The Court agrees with Magistrate Judge Schwab that the amended complaint is limited to occurrences at SCI-Huntingdon. Federal Rule of Civil Procedure 8(a) requires a "short and plain statement of the claim showing that the pleader is entitled to relief." Fed.R.Civ.P. 8(a). A plaintiff's complaint must provide the defendant notice of the claim and the grounds upon which it rests. Phillips v. Cnty. of Allegheny, 515 F.3d 224, 232 (3d Cir. 2008). Beyond the sparse suggestion of wrongdoing at the "central office, " Plaintiff has elucidated no factual grounds to predicate his claims on events outside SCI-Huntingdon. (See Doc. Nos. 1, 30.) Further, the "central office" allegation is found in Plaintiff's original pro se complaint and not in his superseding amended complaint. Accordingly, the Court agrees with Magistrate Judge Schwab that as it is presently written, Plaintiff's amended complaint is limited to events surrounding his incarceration at SCI-Huntingdon and not at other unspecified prior places of incarceration, and the Court will grant Defendants' second motion on this point.[4]

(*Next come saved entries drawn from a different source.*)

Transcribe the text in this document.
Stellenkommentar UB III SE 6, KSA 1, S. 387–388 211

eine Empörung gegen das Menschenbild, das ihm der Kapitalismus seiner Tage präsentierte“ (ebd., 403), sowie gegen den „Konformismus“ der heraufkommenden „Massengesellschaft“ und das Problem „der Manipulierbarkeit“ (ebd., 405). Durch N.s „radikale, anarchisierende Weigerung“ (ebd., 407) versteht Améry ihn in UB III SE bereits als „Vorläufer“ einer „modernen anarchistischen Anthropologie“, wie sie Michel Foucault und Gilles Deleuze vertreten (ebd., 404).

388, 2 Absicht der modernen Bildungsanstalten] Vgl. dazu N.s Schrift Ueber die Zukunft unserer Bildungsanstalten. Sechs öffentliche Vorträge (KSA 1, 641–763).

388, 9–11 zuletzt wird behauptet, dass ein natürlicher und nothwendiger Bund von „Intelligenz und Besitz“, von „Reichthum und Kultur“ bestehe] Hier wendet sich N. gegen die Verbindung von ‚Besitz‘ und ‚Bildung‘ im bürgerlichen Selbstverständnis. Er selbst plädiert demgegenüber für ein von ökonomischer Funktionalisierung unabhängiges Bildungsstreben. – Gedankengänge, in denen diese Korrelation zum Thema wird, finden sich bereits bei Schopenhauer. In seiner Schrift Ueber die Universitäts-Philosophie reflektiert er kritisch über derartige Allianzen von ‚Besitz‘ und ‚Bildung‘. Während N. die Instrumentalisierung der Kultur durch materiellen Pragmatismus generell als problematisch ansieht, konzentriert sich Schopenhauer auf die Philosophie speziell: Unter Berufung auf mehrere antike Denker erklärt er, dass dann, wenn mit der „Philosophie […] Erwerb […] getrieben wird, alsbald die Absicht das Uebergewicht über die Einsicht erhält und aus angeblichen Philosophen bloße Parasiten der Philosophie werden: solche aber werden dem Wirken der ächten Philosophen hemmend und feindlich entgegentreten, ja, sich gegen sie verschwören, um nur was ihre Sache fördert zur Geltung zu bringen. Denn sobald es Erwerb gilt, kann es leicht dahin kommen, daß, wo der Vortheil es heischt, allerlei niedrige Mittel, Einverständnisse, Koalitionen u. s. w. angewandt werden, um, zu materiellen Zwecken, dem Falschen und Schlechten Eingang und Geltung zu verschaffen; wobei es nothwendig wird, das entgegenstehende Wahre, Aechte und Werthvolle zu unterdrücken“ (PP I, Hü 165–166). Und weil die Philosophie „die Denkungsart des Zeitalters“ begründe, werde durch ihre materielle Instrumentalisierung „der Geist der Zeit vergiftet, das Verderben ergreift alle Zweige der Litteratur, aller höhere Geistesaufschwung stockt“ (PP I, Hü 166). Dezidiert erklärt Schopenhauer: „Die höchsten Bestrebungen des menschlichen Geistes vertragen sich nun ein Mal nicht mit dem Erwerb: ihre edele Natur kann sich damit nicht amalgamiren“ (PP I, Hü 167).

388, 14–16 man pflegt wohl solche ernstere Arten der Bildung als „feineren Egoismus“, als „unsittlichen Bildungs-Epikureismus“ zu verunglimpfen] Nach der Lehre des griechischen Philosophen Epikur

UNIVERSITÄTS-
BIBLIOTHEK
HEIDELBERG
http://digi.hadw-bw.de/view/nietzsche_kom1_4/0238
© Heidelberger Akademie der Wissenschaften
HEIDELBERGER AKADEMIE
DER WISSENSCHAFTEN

According to Plaintiff, Magistrate Judge Schwab once denied a verbal motion to amend his amended complaint during a telephone call. (Doc. No. 65 at 3 n.1.) However, the Court emphasizes that nothing precludes Plaintiff from again seeking to amend his complaint in accordance with Federal Rule of Civil Procedure 15 should he wish to expand the litigation's chronological scope. Amendments to complaints are to be "freely given when justice so requires." Arthur v. Maersk, Inc., 434 F.3d 196, 202 (3d Cir. 2006) (quoting Fed.R.Civ.P. 15). This remains true even though Defendants' motion nominally sought judgment on the pleadings.


For the foregoing reasons, the Court will adopt Magistrate Judge Schwab's Report and Recommendation and dismiss that part of Plaintiff's complaint bringing claims against the individual defendants with prejudice. However, Plaintiff is not barred from seeking to amend his complaint to expand the chronological scope of his amended complaint. An order consistent with this memorandum follows.